En effet, la Cour considère qu’en citant d’une part un ouvrage de Lénine portant sur « la lutte des classes » et en établissant d’autre part un parallèle entre la lutte en question et le conflit armé au sud-est de la Turquie, l’article finit par prêcher pour la lutte armée. Dans le contexte décrit ci-dessus, force est de considérer que la teneur de l’article était susceptible de favoriser la violence dans la région (voir, mutatis mutandis, l’arrêt Stankov et the United Macedonian Organisation Ilinden c. Bulgarie du 2 octobre 2001, nos 29225/95 et 29221/95, § 111, CEDH 2001-IX ). De fait, l’article dit clairement que le recours à la force armée est une mesure nécessaire et justifiée face à l’agresseur.

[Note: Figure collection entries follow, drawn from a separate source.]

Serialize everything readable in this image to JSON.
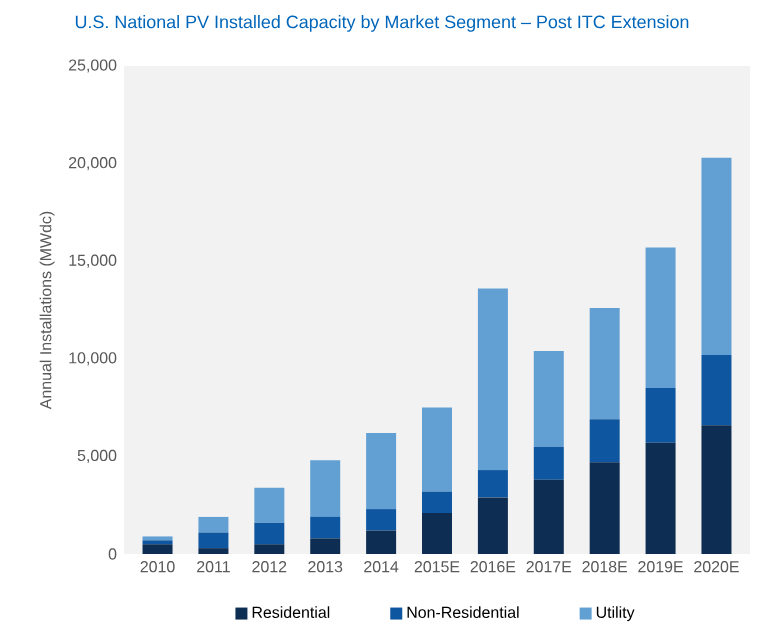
{
  "chart_data": {
    "type": "bar",
    "stacked": true,
    "title": "U.S. National PV Installed Capacity by Market Segment – Post ITC Extension",
    "ylabel": "Annual Installations (MWdc)",
    "categories": [
      "2010",
      "2011",
      "2012",
      "2013",
      "2014",
      "2015E",
      "2016E",
      "2017E",
      "2018E",
      "2019E",
      "2020E"
    ],
    "series": [
      {
        "name": "Residential",
        "color": "#0d2d52",
        "values": [
          500,
          300,
          500,
          800,
          1200,
          2100,
          2900,
          3800,
          4700,
          5700,
          6600
        ]
      },
      {
        "name": "Non-Residential",
        "color": "#0f56a0",
        "values": [
          200,
          800,
          1100,
          1100,
          1100,
          1100,
          1400,
          1700,
          2200,
          2800,
          3600
        ]
      },
      {
        "name": "Utility",
        "color": "#62a0d4",
        "values": [
          200,
          800,
          1800,
          2900,
          3900,
          4300,
          9300,
          4900,
          5700,
          7200,
          10100
        ]
      }
    ],
    "ylim": [
      0,
      25000
    ],
    "yticks": [
      {
        "value": 0,
        "label": "0"
      },
      {
        "value": 5000,
        "label": "5,000"
      },
      {
        "value": 10000,
        "label": "10,000"
      },
      {
        "value": 15000,
        "label": "15,000"
      },
      {
        "value": 20000,
        "label": "20,000"
      },
      {
        "value": 25000,
        "label": "25,000"
      }
    ],
    "legend": "bottom"
  }
}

S’il est vrai que la requérante ne s’est pas personnellement associée aux opinions exprimées dans l’article, elle n’en a pas moins fourni à son auteur un support pour attiser la violence. En effet, en tant que propriétaire de la revue, elle avait à ce titre le pouvoir de lui imprimer une ligne éditoriale. Elle partageait donc indirectement les « devoirs et responsabilités » qu’assument les rédacteurs et journalistes lors de la collecte et de la diffusion d’informations auprès du public, rôle qui revêt une importance accrue en situation de conflit et de tension (arrêt Sürek c. Turquie (n° 3) n° 24735/94, § 41, 8 juillet 1999, non publié).
C’est pourquoi la Cour conclut que la sanction infligée à la requérante en sa qualité de propriétaire de la revue peut raisonnablement être considérée comme répondant à un « besoin social impérieux », et que les motifs avancés par les autorités pour justifier la condamnation de l’intéressée sont « pertinents et suffisants ».
Partant, et eu égard à la marge d’appréciation dont jouissent les autorités nationales en pareil cas, la Cour considère que l’ingérence litigieuse était proportionnée aux buts légitimes poursuivis. Dès lors, ce grief est manifestement mal fondé.
Dans ces circonstances, l’examen de ce grief, tel qu’il a été soulevé, ne permet de déceler aucune apparence de violation du droit à la liberté d’expression garanti par l’article 10 de la Convention. Il ressort que le grief doit être rejeté comme manifestement mal fondé au sens de l’article 35 §§ 3 et 4 de la Convention.
Par ces motifs, la Cour, à l’unanimité,
Déclare le grief sur le terrain de l’article 6 § 1 de la Convention recevable, tous moyens de fond réservés ;
Déclare la requête irrecevable pour le surplus.
Vincent BergerGeorg Ress
GreffierPrésident
[1] Cette loi, promulguée en vue de la répression des actes de terrorisme, se réfère à une série d’infractions visées au code pénal qu’elle qualifie d’actes « de terrorisme » ou d’actes « perpétrés à des fins terroristes » (articles 3-4) et auxquelles elle s’applique.